I can think of several reasons the move makes sense.  Pres. Bush and the DOJ crave headlines to distract and amaze voters.  The pursuit of pornography has build a lot of lucrative careers in the US Department of Justice — and those involved have to keep producing.  Well, this small portrait photographer in Alabama looks like easy pickings.  He lives in the states, isn’t a threat to anyone, few resources — conviction should be a slam dunk given the lawyers, funding, and media spin the DOJ can bring to bear.

Of course, the charges don’t have merit.  We routinely see children in catalogs and print and electronic media modeling clothes that are made to look suggestive on adults then cut down to kid size — exactly what the evidence photos show against Jeff Pierson, photographer.  JC Penney, New York Times, Vogue, and Seventeen magazines are all in trouble, if the empire builders at the DOJ have their way. 

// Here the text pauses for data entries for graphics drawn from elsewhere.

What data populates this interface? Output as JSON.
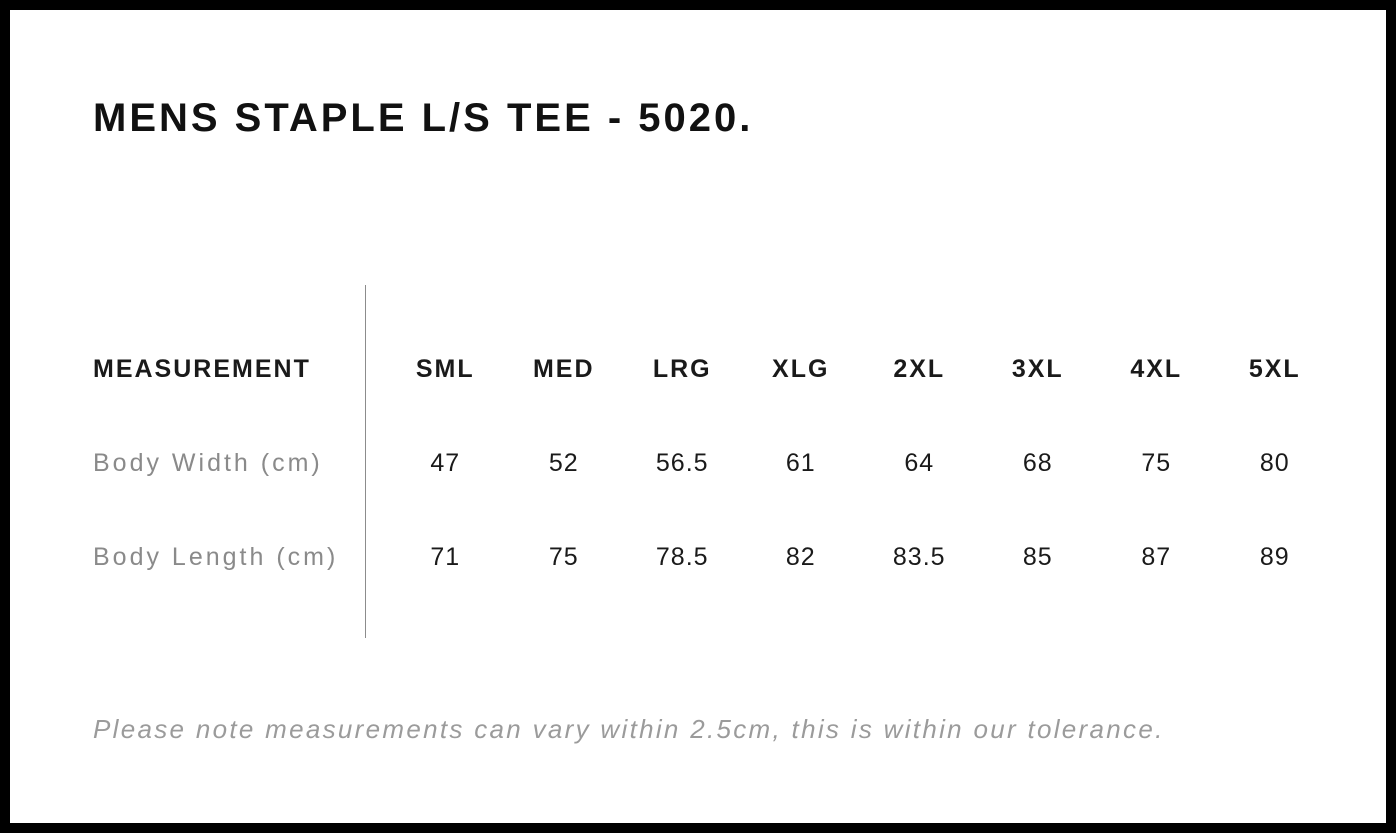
{
  "page": {
    "title": "MENS STAPLE L/S TEE - 5020.",
    "tolerance_note": "Please note measurements can vary within 2.5cm, this is within our tolerance."
  },
  "chart_data": {
    "type": "table",
    "title": "MENS STAPLE L/S TEE - 5020.",
    "columns": [
      "MEASUREMENT",
      "SML",
      "MED",
      "LRG",
      "XLG",
      "2XL",
      "3XL",
      "4XL",
      "5XL"
    ],
    "rows": [
      {
        "label": "Body Width (cm)",
        "values": [
          "47",
          "52",
          "56.5",
          "61",
          "64",
          "68",
          "75",
          "80"
        ]
      },
      {
        "label": "Body Length (cm)",
        "values": [
          "71",
          "75",
          "78.5",
          "82",
          "83.5",
          "85",
          "87",
          "89"
        ]
      }
    ],
    "footnote": "Please note measurements can vary within 2.5cm, this is within our tolerance.",
    "layout": "first column left-aligned size labels, vertical divider between measurement column and size columns, grid off"
  },
  "colors": {
    "background": "#ffffff",
    "page_border": "#000000",
    "heading_text": "#111111",
    "value_text": "#1a1a1a",
    "row_label_text": "#8a8a8a",
    "note_text": "#9b9b9b",
    "divider": "#8c8c8c"
  }
}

Let me put it this way.  Bush has this drive to impose ‘Christian’ values on the country. This white, Anglo-Saxon Protestant President thinks that what his preacher and Sunday School teacher have to say about correct behavior should be applied to the nation.  Yes and no.  See, the constitution of the US forbids creation of a state church.  Using the DOJ to impose Bush’s protestant ethics is specifically prohibited.  A community wanting to post the 10 commandments in their courthouse, an official wanting a crucifix or nativity in their private area has nothing to do with this — worship by members of the nation or the government ’shall not be abridged’.  What is prohibited is imposing that religious expression on others.  This ‘panty raid’ does exactly that.

Put another way, the DOJ empire builders in charge are going to have a tough time proving that the pictures involved are contrary to ‘community values’, since they differ so little in degree from common advertisements and practices.

This is pure greed and ambition, and abuse of office.  In my opinion.  I mean, really, what can we expect?  The ‘war on poverty’ didn’t stop poverty, the efforts stopped.  The ‘war on drugs’ didn’t stop drugs, they just stopped issuing ‘bulletins’.  The ‘war on illegal immigration’ hasn’t actually accomplished anything.  The ‘war on pornography’ seems to have built child pornography into a billion dollar industry.  I would like an independent investigator to assure me that the leading figures in the DOJ aren’t involved in and profiting from the growth in child pornography, because they sure don’t seem to be slowing it down any.